Event 4

Data Science On AWS

Event Information

Date: Thursday, October 16, 2025
Time: 9:30 AM – 11:45 AM
Location: Hall Academic – FPT University
Speakers: Van Hoang Kha, Bach Doan Vuong
Role: Attendee


Event Overview

Workshop exploring how to build modern Data Science systems on AWS, from data processing to ML model deployment.

Key Topics

Introduction & AWS Data Science Pipeline (9:30 – 10:05 AM)

  • Why Cloud for Data Science:

    • Optimize performance and reduce costs
    • Scale flexibly with demand
    • Access to latest hardware (GPUs, TPUs)
    • Pay-as-you-go pricing model
  • AWS Data Science Ecosystem:

    • Amazon S3: Scalable data lake storage
    • AWS Glue: Serverless ETL service
    • Amazon SageMaker: End-to-end ML platform

Demo 1: Data Processing with AWS Glue (10:05 – 10:35 AM)

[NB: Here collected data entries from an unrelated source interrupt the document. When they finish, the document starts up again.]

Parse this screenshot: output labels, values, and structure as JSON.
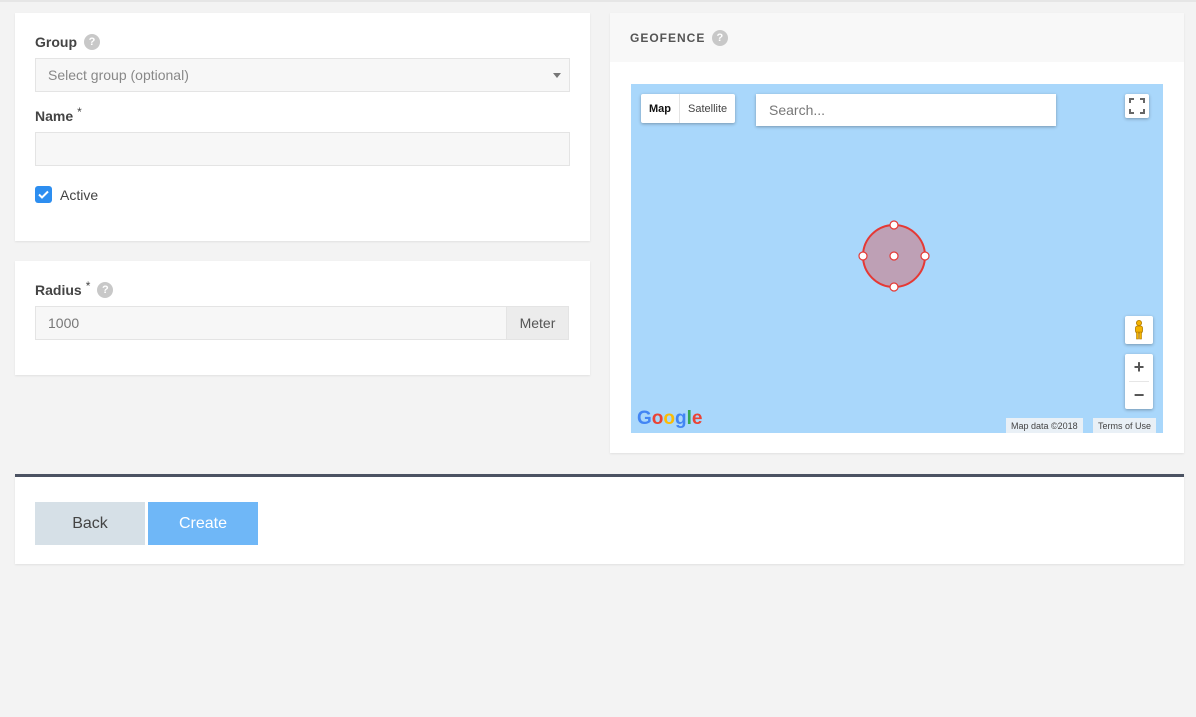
{
  "form": {
    "group_label": "Group",
    "group_placeholder": "Select group (optional)",
    "name_label": "Name",
    "name_required": "*",
    "name_value": "",
    "active_label": "Active",
    "active_checked": true
  },
  "radius": {
    "label": "Radius",
    "required": "*",
    "value": "1000",
    "unit": "Meter"
  },
  "geofence": {
    "title": "GEOFENCE",
    "map_type_map": "Map",
    "map_type_satellite": "Satellite",
    "search_placeholder": "Search...",
    "zoom_in": "+",
    "zoom_out": "−",
    "logo": "Google",
    "map_data": "Map data ©2018",
    "terms": "Terms of Use",
    "circle_color": "#e53935",
    "water_color": "#a9d7fb"
  },
  "actions": {
    "back_label": "Back",
    "create_label": "Create"
  },
  "help_glyph": "?",
  "icons": [
    "help-icon",
    "caret-down-icon",
    "check-icon",
    "fullscreen-icon",
    "pegman-icon"
  ]
}
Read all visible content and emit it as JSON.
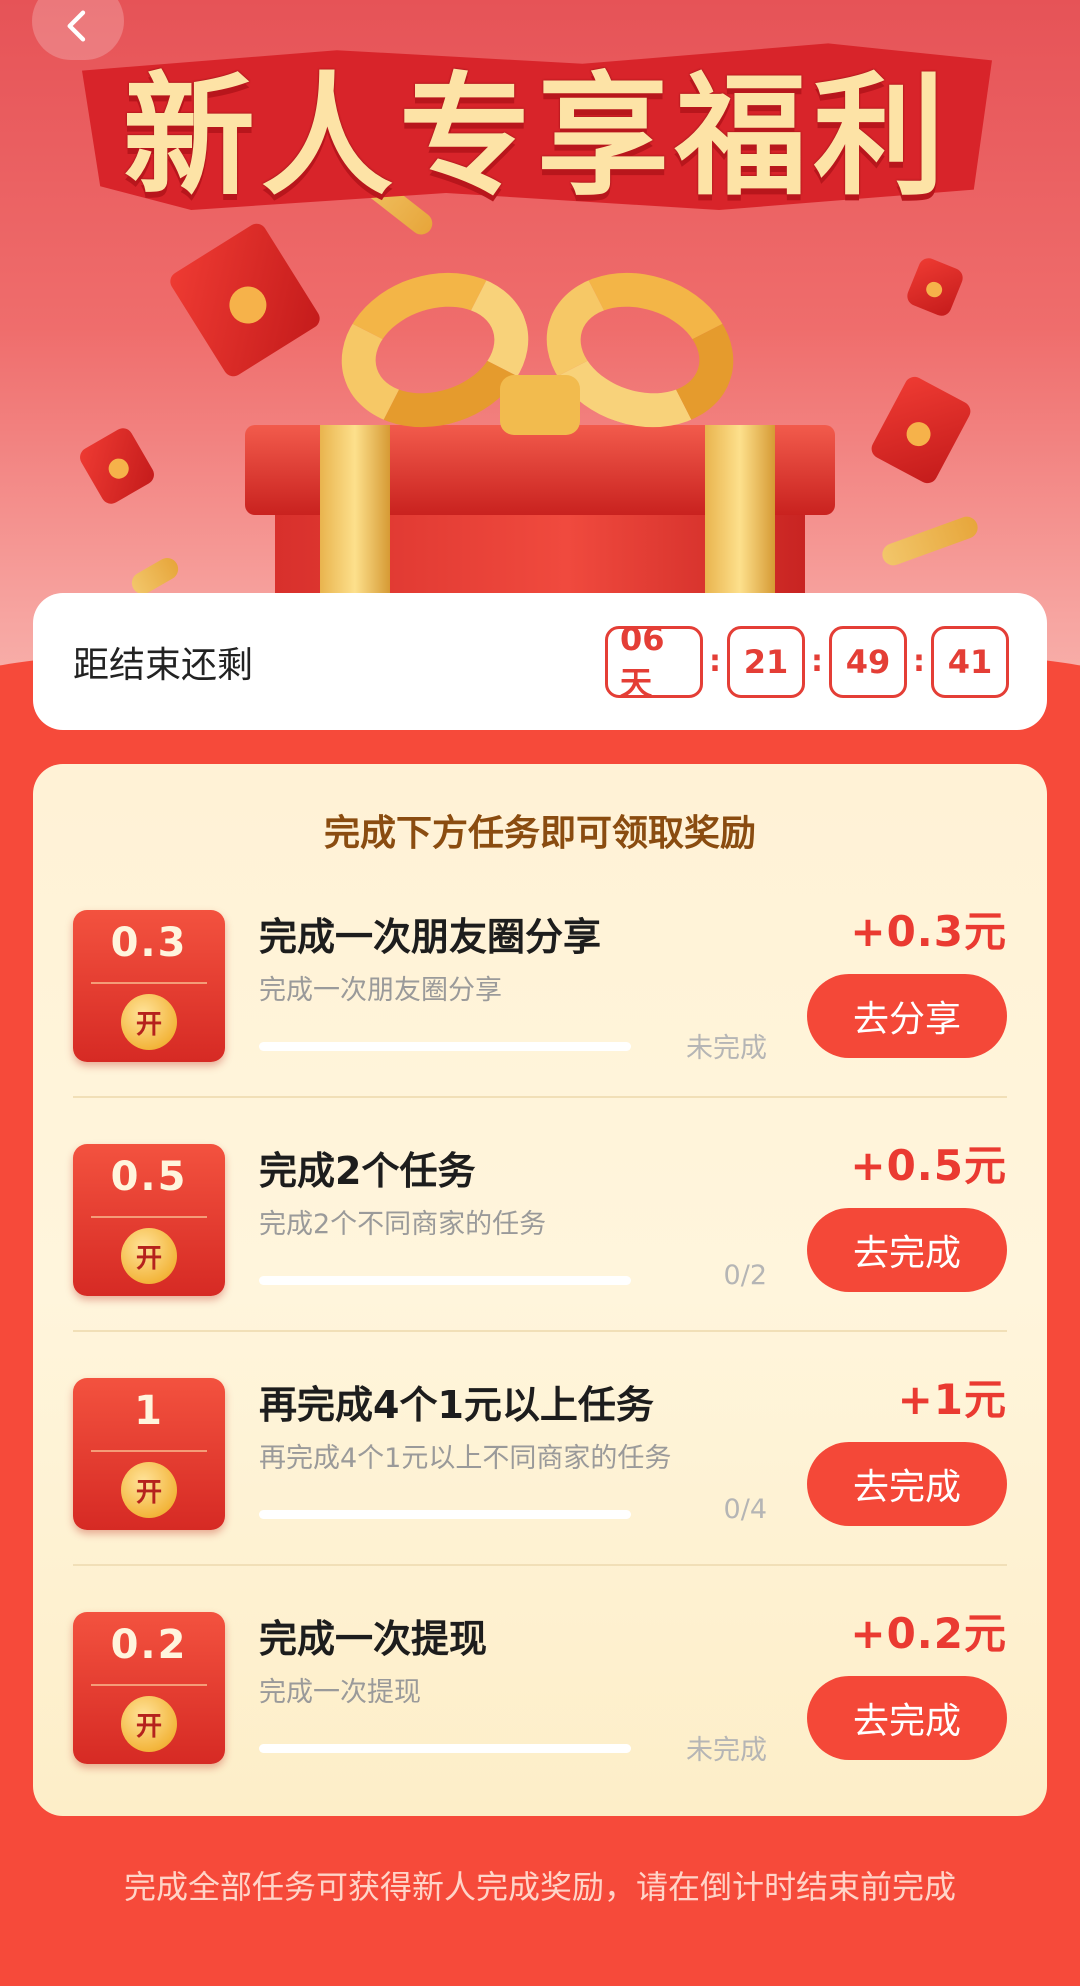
{
  "header": {
    "title": "新人专享福利",
    "back_icon": "chevron-left-icon"
  },
  "countdown": {
    "label": "距结束还剩",
    "days": "06天",
    "hours": "21",
    "minutes": "49",
    "seconds": "41",
    "separator": ":"
  },
  "tasks_card": {
    "title": "完成下方任务即可领取奖励",
    "tasks": [
      {
        "badge_value": "0.3",
        "badge_label": "开",
        "name": "完成一次朋友圈分享",
        "description": "完成一次朋友圈分享",
        "status": "未完成",
        "progress": 0,
        "reward": "+0.3元",
        "button": "去分享"
      },
      {
        "badge_value": "0.5",
        "badge_label": "开",
        "name": "完成2个任务",
        "description": "完成2个不同商家的任务",
        "status": "0/2",
        "progress": 0,
        "reward": "+0.5元",
        "button": "去完成"
      },
      {
        "badge_value": "1",
        "badge_label": "开",
        "name": "再完成4个1元以上任务",
        "description": "再完成4个1元以上不同商家的任务",
        "status": "0/4",
        "progress": 0,
        "reward": "+1元",
        "button": "去完成"
      },
      {
        "badge_value": "0.2",
        "badge_label": "开",
        "name": "完成一次提现",
        "description": "完成一次提现",
        "status": "未完成",
        "progress": 0,
        "reward": "+0.2元",
        "button": "去完成"
      }
    ]
  },
  "footer_note": "完成全部任务可获得新人完成奖励，请在倒计时结束前完成",
  "colors": {
    "accent": "#f44838",
    "reward_text": "#ea3a31",
    "card_bg": "#fff2d6",
    "page_bg": "#f64a3a",
    "title_gold": "#fde3a6"
  }
}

  • IMDb Dataset Processing:

    • Data discovery with Glue Crawler
    • Data cleaning and transformation
    • Text preprocessing and feature extraction
    • Format conversion (CSV to Parquet)
    • PySpark for distributed processing
  • Key Benefits:

    • Serverless, auto-scaling
    • Pay only for job execution time
    • Built-in data catalog
    • Integration with AWS services

Demo 2: Sentiment Analysis with SageMaker (10:35 – 11:00 AM)

  • ML Workflow:

    • Data preparation and EDA
    • Model selection and training
    • Hyperparameter tuning
    • Model deployment as endpoint
    • Real-time inference testing
  • Results:

    • 90%+ accuracy on test set
    • Low latency predictions
    • Auto-scaling for production
    • Cost-effective deployment

Cloud vs On-Premise Discussion (11:00 – 11:35 AM)

  • Cost Comparison:

    • Small projects: Cloud 60-70% cheaper
    • No upfront hardware investment
    • Pay-as-you-go reduces waste
  • Performance:

    • Access to latest hardware
    • Distributed computing capabilities
    • Global infrastructure
  • Flexibility:

    • Scale up/down in minutes
    • No capacity planning needed
    • Easy experimentation

Post-Workshop Project (11:35 – 11:45 AM)

  • Build complete Data Science pipeline
  • Suggested projects: Product review analyzer, stock predictor, churn prediction
  • 4-week implementation timeline

Key Takeaways

AWS Data Science Services:

  • S3 provides scalable, durable storage for data lakes
  • Glue enables serverless ETL and data cataloging
  • SageMaker offers end-to-end ML capabilities
  • Managed services reduce operational complexity

Practical Skills:

  • Data cleaning and transformation with Glue
  • Model training and deployment with SageMaker
  • Cost optimization strategies
  • Cloud vs on-premise decision framework

Cloud Benefits:

  • Faster time-to-market
  • Lower costs for most use cases
  • Superior scalability and flexibility
  • Access to latest technologies

Next Steps:

  • Create AWS Free Tier account
  • Complete post-workshop project
  • Experiment with Glue and SageMaker
  • Pursue AWS ML certification

Event Photos


Rating: ⭐⭐⭐⭐⭐ (5/5)

Excellent hands-on workshop demonstrating how cloud computing transforms Data Science workflows with practical AWS services.